If you are wondering just what I mean when I say the "Spirit of St. Nick," the simple answer is putting others first and giving abundantly to meet their needs.
Seeing the title of this article, you are bound to think that I have fallen off my rocker and dented my kippah. But if you will stay with me for a few paragraphs, I think that you will find we are on the same page (and I have not, in fact, gone meshuga).

My topic is partially due to the drop in temperature here in Indiana, partially because local merchants begin noticeably decorating for Christmas as early as mid-October, and partially because I have been contemplating Paul's message of love and charity. Because of these trains of thought, I felt the Spirit of St. Nick was a relevant subject for a holiday article.

If you are wondering just what I mean when I say the "Spirit of St. Nick," the simple answer is putting others first and giving abundantly to meet their needs. Here is a quick little tour through time that will take us from the Apostle Paul to the Santa Claus sitting in your neighborhood mall. Are you still with me?

Within all of us is a God-given basic nature to give out of ourselves to others. In some this nature is extremely evident in service to their fellow man, while unfortunately in a few it is masked by selfishness and is almost indistinguishable.

For the rest there is every measure of actions and attitudes that range from charitable to self-serving in nature. But at the heart of every human, because we were formed in the likeness of God, is a core need to give to others.

No matter how nasty someone has become or perverted by the world, somewhere deep inside that need still resides. I always thought that the Dr. Seuss story of How the Grinch Stole Christmas illustrates that concept in an elementary yet profound way.

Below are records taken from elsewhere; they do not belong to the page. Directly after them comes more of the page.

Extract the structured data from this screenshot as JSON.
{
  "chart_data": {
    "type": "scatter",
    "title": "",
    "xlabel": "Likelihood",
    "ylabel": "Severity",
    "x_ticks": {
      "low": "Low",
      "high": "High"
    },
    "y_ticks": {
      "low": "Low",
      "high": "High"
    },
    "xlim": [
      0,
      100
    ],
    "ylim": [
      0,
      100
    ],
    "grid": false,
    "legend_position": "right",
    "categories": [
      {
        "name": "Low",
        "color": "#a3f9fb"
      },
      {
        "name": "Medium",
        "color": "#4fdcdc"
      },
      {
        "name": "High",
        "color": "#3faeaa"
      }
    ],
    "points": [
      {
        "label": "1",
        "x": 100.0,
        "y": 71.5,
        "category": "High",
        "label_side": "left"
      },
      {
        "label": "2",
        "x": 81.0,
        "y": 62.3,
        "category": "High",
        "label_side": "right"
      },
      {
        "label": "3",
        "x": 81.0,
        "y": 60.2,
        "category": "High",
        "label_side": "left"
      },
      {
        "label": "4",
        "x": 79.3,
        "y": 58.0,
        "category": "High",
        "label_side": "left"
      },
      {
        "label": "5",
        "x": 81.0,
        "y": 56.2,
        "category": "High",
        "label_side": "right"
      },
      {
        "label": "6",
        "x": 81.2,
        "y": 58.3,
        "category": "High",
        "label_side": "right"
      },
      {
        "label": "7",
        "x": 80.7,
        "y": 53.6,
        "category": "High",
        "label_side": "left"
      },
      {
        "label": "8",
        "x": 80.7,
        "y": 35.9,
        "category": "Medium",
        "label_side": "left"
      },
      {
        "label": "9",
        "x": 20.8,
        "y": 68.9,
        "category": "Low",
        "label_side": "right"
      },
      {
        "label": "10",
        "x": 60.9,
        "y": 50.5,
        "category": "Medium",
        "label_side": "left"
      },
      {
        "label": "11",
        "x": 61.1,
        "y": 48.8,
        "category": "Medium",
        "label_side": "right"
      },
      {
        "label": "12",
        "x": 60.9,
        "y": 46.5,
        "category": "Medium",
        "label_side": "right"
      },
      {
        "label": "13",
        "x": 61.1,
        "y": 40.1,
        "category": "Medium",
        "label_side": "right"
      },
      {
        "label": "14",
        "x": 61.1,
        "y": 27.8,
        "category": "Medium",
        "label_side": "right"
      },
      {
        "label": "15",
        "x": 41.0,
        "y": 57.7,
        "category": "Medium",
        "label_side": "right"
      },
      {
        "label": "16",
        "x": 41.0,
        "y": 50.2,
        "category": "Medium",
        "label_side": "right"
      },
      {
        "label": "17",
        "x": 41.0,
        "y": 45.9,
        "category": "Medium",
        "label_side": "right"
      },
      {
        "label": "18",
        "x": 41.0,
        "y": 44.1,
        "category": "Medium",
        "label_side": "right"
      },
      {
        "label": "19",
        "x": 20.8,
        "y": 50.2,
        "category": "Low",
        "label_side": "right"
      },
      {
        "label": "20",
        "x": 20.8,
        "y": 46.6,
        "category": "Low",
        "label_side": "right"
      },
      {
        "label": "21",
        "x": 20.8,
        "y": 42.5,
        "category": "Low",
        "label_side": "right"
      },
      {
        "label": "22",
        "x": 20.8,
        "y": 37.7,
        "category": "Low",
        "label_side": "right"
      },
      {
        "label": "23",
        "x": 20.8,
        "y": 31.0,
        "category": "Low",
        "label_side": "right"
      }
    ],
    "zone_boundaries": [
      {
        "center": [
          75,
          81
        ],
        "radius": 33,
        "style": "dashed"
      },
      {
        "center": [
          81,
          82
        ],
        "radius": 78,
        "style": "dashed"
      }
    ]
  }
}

Most of us can quote John 3:16, but did you ever take a close look at the wording? God loved, so He gave. Of course as believers we know that He gave the ultimate gift to us in His son Jesus.

This is the very nature of our heavenly father and it is this nature that He placed in us. Paul even went as far as to say in his letters to the Corinthians, that this love towards each other was the most powerful anointing that has been placed in us.

It is what fuels all other anointing and gifts. Jesus was absolutely aware of the power of love. Just look at what the Bible tells us about the miraculous healings by the hand of Christ. In each instance we are told that He healed with compassion (love). Throughout the history of man, humankind has perverted the worship of our creator and placed false reverence on imaginary gods.

Oddly enough, in most every pantheon of counterfeit deities, there is at least one if not several spiritual beings who exhibit the trait of blessing humans with gifts and favors. Take for instance the Teutonic god of the air, Wodan the Wanderer (Odin), who supposedly gave gifts to children when they left straw and carrots in their boots for his flying horses.

Then there is the Norse/Germanic god of thunder, Thor, who road through the air on a chariot pulled by goats. Thor was said to be jolly and charitable during the winter solstice, whereas he would slide down chimneys leaving good children trinkets and sweets.

I am sure that you are starting to put the puzzle pieces together already. There is the Dutch folk figure of Sinterklaas who wore a red suit and white beard and then the invented character of Martin Luther, Christkindle (Christ-kind), which was later mispronounced Kris Kringle; both of these were supposed bringers of gifts and well being.

We mustn't forget the Catholic and Greek Orthodox figure of St. Nicholas, the patron saint of children, sailors, merchants, and yes, even prostitutes. Nicholas of Myra was a real man in circa 270 Lycia. Historically he was said to have emulated Christ's benevolence and charitable activities.

Nicholas was said to have given away all that he had for the benefit of others less fortunate, including his substantial inheritance. Later brought to sainthood by the Roman Catholic Church, St. Nicholas of Myra was often spoken of as St. Nick.

As you can easily see components of each of these mythological and historical characters were compiled together lending to today's version of jolly old St. Nick or Santa Claus.

The modern personification of the fat man in the red suit was further refined by Washington Irving, the author of The Legend of Sleepy Hollow and Rip Van Winkle; theology professor Dr. Clement Clark Moore, who wrote A Visit from St. Nicholas in 1822; and the Coca Cola company beginning in the 1920s. But what I really want you to see is the common thread that they all share.

From pagan deities to patron saints to soft drink advertising, the Spirit of St. Nick seems to be the same; and that is a spirit of selfless giving to others in order to bring joy and fulfillment in them.

However dear brothers and sisters do not be deceived by the warm fuzzy feelings we can get from all the propaganda of a pseudo-gift giver. Although the world has tried to mask it with graven images, let's not forget that that deep yearning to bless others comes from the personality of God placed in each one of us.

Please know that I am not advocating Kris Kringle, Odin, or any other likeness of Santa Claus. What I want you to realize is that during this season of warm-hearted charity, be very aware that it is not the Spirit of St. Nick which compels you to bless with open hands, but it is the very Spirit of God who instructs you!